Reading the London newspapers
17.09.2011 - 18.09.2011 18 °C
Newspapers may be slowly circling the drain, heading down until they are no longer relevant. But they do still provide some interesting bits and bobs.
There are two types of papers here in the UK. The tabloids - those papers that search for the lowest common denominator - and the broadsheets - those who the Tories read.
The tabloids haven't had a great time recently, with the News of the World being discontinued after it turned out they hacked into the voice mail boxes the famous and the powerful.
Yet, the tabloids still serve their purpose. This week, the most talked about story in the office I work in was not about the UK economy, the Eurozone, Libya or any other story. It was about Percy Foster. He died this week, a sad man who probably suffered from a legion of issues. He was a dwarf, and some how ended up working in porn movies. A co-worker on the film Hi-Ho Hi-Ho, It's Up Your Arse We Go said he looked a bit like celebrity chef Gordon Ramsay, and so soon enough was appearing in Midget MasterChef: Assbasters 7.
This week, his body was found dead, and half eaten, in a badger hole in the English countryside.

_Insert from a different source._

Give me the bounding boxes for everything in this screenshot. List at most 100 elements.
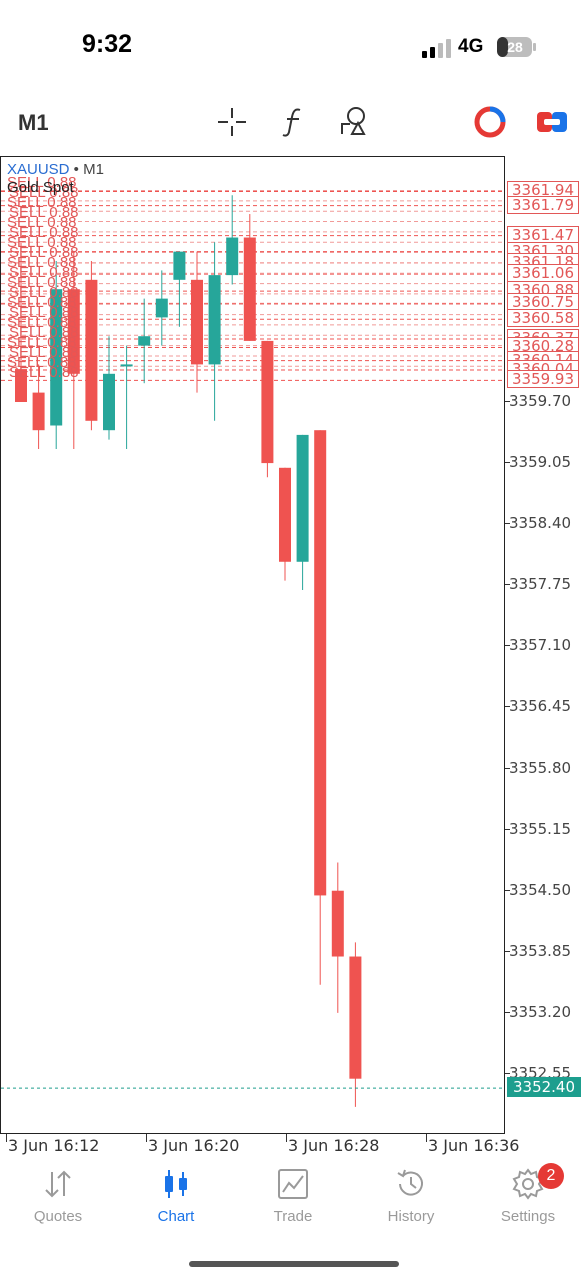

And this really highlights the differences between broadsheet and tabloid newspaper editors.
The Times editors splay out the stories on their desk. They quickly dismiss the story of Percy Foster, and instead concentrate on the local stories. Instead, on a story a sheep rustling, adopt the headline "Baad news for farmers.". The Times Editors redeem themselves after the bad pun with "Not even being spartan is going to save the Greeks" with a picture of Gerard Butler and co. from 300 with shields replaced by giant Euro coins. Satisfied with the outcome, they have good chuckle and agree to meet up for G&Ts at Groucho Club.
The Sun works feverishly to come up with "Gordon Ramsay's porn-star dwarf doppelganger eaten by badger," before hitting the local pub for pints and a brawl.
Somewhere between the two stands the British citizen. Half-Tabloid and half-broadsheet, we like our news serious at the same time liking to hear about the strange and wild world that exists outside of our middle class existence.
And so this week, I spent my time reading about the Eurozone and American economies slipping into the darkness, while at the same time reading about the midget Gordon Ramsay look-a-like whose life was so desperate that he somehow wound up walking into the English countryside and let his life slip away.